The bulk of appellation output comes from vineyards in Catalunya, although wine is also made in Aragon, Castille and León, Extremadura, Rioja, the Basque Country, Navarra and Valencia. Gramona – www.gramona.com is a well-established Penedès producer with an extensive range of both still wines and fine Cavas. The Gramona family have or control 150ha of vineyard. The range of Cavas includes dry and medium styles and focuses heavily on the indigenous varieties of the area with generally very good results. The well-priced Imperial Gran Reserva has some 10% of Chardonnay in support of Xarel-lo and Maccabeo. Equally impressive are the wines of Recaredo – www.recaredo.com, where the family farm 65 ha in the Alt Penedès at an altitude of up to 300 metres and spread across six vineyards, all of which are farmed organically. The Cavas are all quality benchmarks. They are all Brut Nature, completely dry in style and are manually disgorged with the remuage all done by hand. Local varieties are also key in the style of the wines. The Terrers Brut Nature Gran Reserva (Xarel.lo, Macabeo, Parellada) is fresh, structured and its citrus fruit underpinned by subtle yeast notes.

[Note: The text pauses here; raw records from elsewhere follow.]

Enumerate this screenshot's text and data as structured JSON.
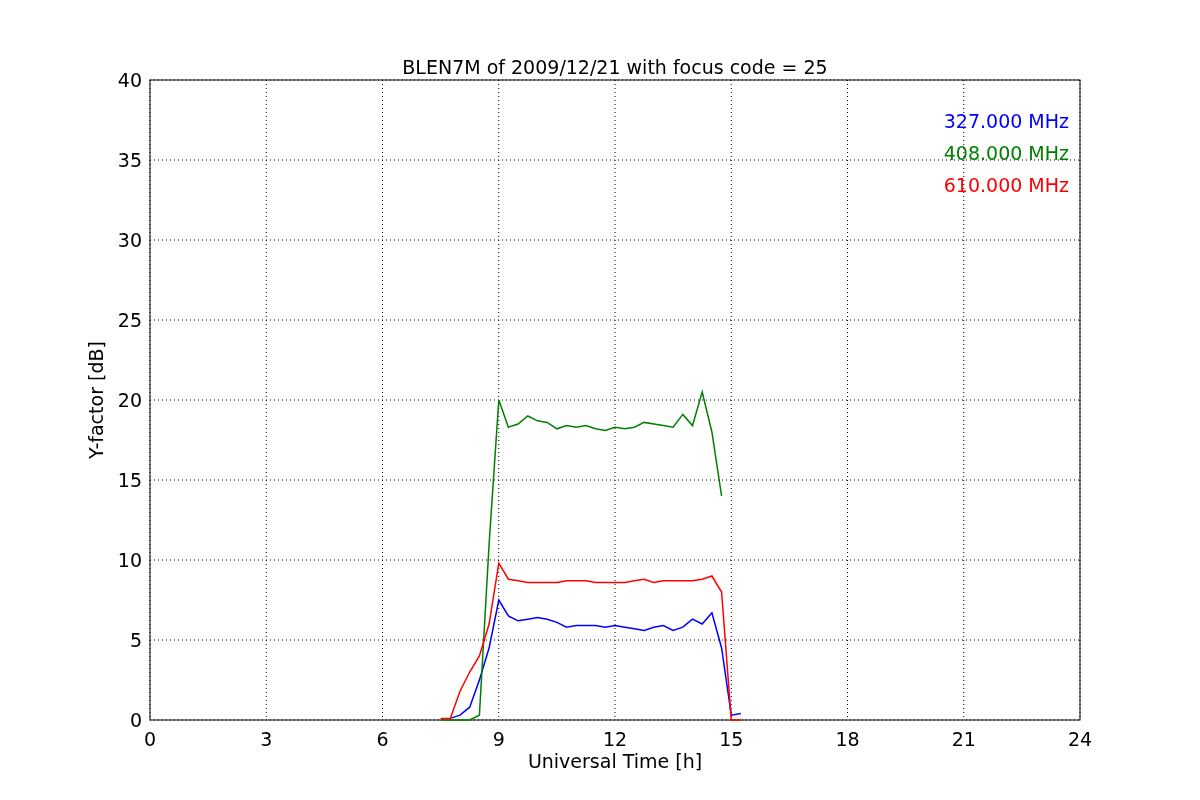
{
  "figure": {
    "chart_data": {
      "type": "line",
      "title": "BLEN7M of 2009/12/21 with focus code = 25",
      "xlabel": "Universal Time [h]",
      "ylabel": "Y-factor [dB]",
      "x": [
        7.5,
        7.75,
        8,
        8.25,
        8.5,
        8.75,
        9,
        9.25,
        9.5,
        9.75,
        10,
        10.25,
        10.5,
        10.75,
        11,
        11.25,
        11.5,
        11.75,
        12,
        12.25,
        12.5,
        12.75,
        13,
        13.25,
        13.5,
        13.75,
        14,
        14.25,
        14.5,
        14.75,
        15,
        15.25
      ],
      "series": [
        {
          "name": "327.000 MHz",
          "color": "#0000ff",
          "values": [
            null,
            0.1,
            0.3,
            0.8,
            2.5,
            4.5,
            7.5,
            6.5,
            6.2,
            6.3,
            6.4,
            6.3,
            6.1,
            5.8,
            5.9,
            5.9,
            5.9,
            5.8,
            5.9,
            5.8,
            5.7,
            5.6,
            5.8,
            5.9,
            5.6,
            5.8,
            6.3,
            6.0,
            6.7,
            4.5,
            0.3,
            0.4
          ]
        },
        {
          "name": "408.000 MHz",
          "color": "#008000",
          "values": [
            0,
            0,
            0,
            0,
            0.3,
            11,
            20,
            18.3,
            18.5,
            19,
            18.7,
            18.6,
            18.2,
            18.4,
            18.3,
            18.4,
            18.2,
            18.1,
            18.3,
            18.2,
            18.3,
            18.6,
            18.5,
            18.4,
            18.3,
            19.1,
            18.4,
            20.5,
            18,
            14,
            null,
            null
          ]
        },
        {
          "name": "610.000 MHz",
          "color": "#ff0000",
          "values": [
            0.1,
            0.1,
            1.8,
            3,
            4,
            6,
            9.8,
            8.8,
            8.7,
            8.6,
            8.6,
            8.6,
            8.6,
            8.7,
            8.7,
            8.7,
            8.6,
            8.6,
            8.6,
            8.6,
            8.7,
            8.8,
            8.6,
            8.7,
            8.7,
            8.7,
            8.7,
            8.8,
            9.0,
            8.0,
            0,
            0
          ]
        }
      ],
      "grid": true,
      "xlim": [
        0,
        24
      ],
      "ylim": [
        0,
        40
      ],
      "xticks": [
        0,
        3,
        6,
        9,
        12,
        15,
        18,
        21,
        24
      ],
      "yticks": [
        0,
        5,
        10,
        15,
        20,
        25,
        30,
        35,
        40
      ]
    }
  }
}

Because of the poor association with quality and volumes a number of producers now market their sparkling wines under other classifications. In Penedès a number of wineries now release wines as Clàssic Penedès. At Albet I Noya – www.albetinoya.cat good quality Cava ranges from the bright floral Petit Albet (Xarel.lo, Macabeo and Parellada) which spends around a year on lees to the more complex Brut Reserva, which also includes Chardonnay and Brut 21 (Chardonnay and Parellada) which is disgorge dated. Another winery well worth searching out is Colet – www.colet.cat. They produce very elegant and fresh sparkling wines from Penedès as well as wines in collaboration with Equipo Navazos from Jerez. In the Colet Navazos Extra Brut a bone dry style is produced from 100% Xarel-lo with an influence of flor yeast on the base wine. It is very unusual and characterful. Other Spanish sparkling wine producers who readers should be aware of are: Agusti Torelló Mata, Can Rafols dels Caus, Llopart, Canals Nadal, Codorniu (premium wines), Freixenet (premium wines), Juve y Camps, Loxarel, Mestres, Parés Baltá, Parxet, Raventós I Blanc, Rimarts, Torelló.